Il avait souvent éprouvé que l'honneur était aux yeux de son épouse le bien le plus précieux, le plus cher à son cœur. Il osa la flétrir par les accusations les plus honteuses ; il a ramassé dans la crapule et la débauche où lui-même était plongé depuis longtemps, une vile cohorte de témoins dont la langue dévouée au mensonge et à l'imposture, distilla contre elle le venin le plus noir de la compagnie ; il la fit traîner dans ces cachots affreux [cf. 7 septembre 1761 (1)], qui font le séjour du crime et du désespoir ; elle y a gémi pendant deux années dans l'avilissement et dans l'opprobre, et elle n'en est sortie qu'avec l'empreinte des soupçons qu'entraîne à sa suite un plus amplement informé [cf. 9 juillet 1763 (1)].

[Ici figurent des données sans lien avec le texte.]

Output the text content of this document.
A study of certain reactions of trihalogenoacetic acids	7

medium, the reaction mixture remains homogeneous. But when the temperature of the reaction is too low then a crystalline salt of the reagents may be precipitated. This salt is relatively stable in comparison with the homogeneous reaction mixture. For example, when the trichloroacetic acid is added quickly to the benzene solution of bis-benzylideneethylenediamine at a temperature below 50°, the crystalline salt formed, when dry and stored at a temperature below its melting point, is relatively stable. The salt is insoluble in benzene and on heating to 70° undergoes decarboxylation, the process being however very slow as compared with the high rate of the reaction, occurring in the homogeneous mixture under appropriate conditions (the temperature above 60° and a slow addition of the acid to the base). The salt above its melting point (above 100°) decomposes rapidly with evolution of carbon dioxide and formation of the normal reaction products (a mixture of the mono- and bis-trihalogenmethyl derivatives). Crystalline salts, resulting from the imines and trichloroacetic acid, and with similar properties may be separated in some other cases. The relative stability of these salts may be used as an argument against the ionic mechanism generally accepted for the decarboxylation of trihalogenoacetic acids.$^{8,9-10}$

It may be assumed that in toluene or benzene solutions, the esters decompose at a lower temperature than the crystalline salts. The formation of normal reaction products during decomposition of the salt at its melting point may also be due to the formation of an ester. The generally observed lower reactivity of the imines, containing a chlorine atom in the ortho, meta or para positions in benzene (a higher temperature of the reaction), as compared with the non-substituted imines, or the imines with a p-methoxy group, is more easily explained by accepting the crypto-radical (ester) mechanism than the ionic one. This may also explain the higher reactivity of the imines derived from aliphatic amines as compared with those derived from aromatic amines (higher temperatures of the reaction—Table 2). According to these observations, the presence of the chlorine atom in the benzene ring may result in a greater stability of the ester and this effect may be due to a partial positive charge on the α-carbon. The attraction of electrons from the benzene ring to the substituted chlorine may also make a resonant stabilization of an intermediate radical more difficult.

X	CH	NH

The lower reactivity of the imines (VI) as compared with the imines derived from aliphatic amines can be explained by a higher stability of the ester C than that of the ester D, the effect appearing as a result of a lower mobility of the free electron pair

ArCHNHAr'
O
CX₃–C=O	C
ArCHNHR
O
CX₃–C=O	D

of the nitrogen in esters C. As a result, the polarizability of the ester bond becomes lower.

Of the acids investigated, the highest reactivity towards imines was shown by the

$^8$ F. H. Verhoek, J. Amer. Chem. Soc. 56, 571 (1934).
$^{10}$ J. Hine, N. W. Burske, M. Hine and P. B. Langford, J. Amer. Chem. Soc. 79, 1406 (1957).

Depuis cette époque, la dame de P[elletot], retirée dans la solitude, attendait du temps et des circonstances, quelque trait de lumière qui décillât les yeux de son mari et pût étouffer les semences de haine qu'il avait dans le cœur ; mais elle s'était trompée en espérant un changement semblable. Le sieur de P[elletot] pour consommer sa vengeance voulait la faire périr de misère.

Les poursuites qu'elle avait faites lui avaient procuré quelques faibles secours ; mais ils avaient été arrêtés par le fils naturel du sieur de P[elletot]

C'est à regret, disait la dame de P[elletot] que je suis obligée de retracer l'histoire scandaleuse de la dame Caraccioli, mère de cet enfant, mais elle est indispensable pour ma défense.

Cette femme née au Mans, y avait été trompée par un étranger qui prenait le nom de Carassa, marquis de Caraccioli, avec les titres pompeux de chevalier de la Clef d'Or du S[aint] Empire, et d'officier général des armées de l'Empereur. Après l'avoir épousée, et après en avoir eu plusieurs enfants, il l'avait abandonnée.

La dame Caraccioli, jeune encore, s'était attachée à un officier qui était en garnison au Mans, et qu'elle croyait le fils d'un homme puissamment riche.

Cet officier s'en amusa, l'emmena à Paris, mais il ne put pas l'y soutenir, et dans un souper de débauche, il la céda au sieur de P[elletot] son cousin germain.

Celui-ci l'avait reléguée dans le château d'une de ses terres, où il l'avait conduite avec le titre de sa femme.

Cette concubine enorgueillie de ce titre n'oublia rien pour l'obtenir réellement. Ne pouvant point prouver qu'elle fut dégagée de ses premiers liens, elle voulut engager le sieur de P[elletot] à fabriquer un faux extrait mortuaire de son premier mari.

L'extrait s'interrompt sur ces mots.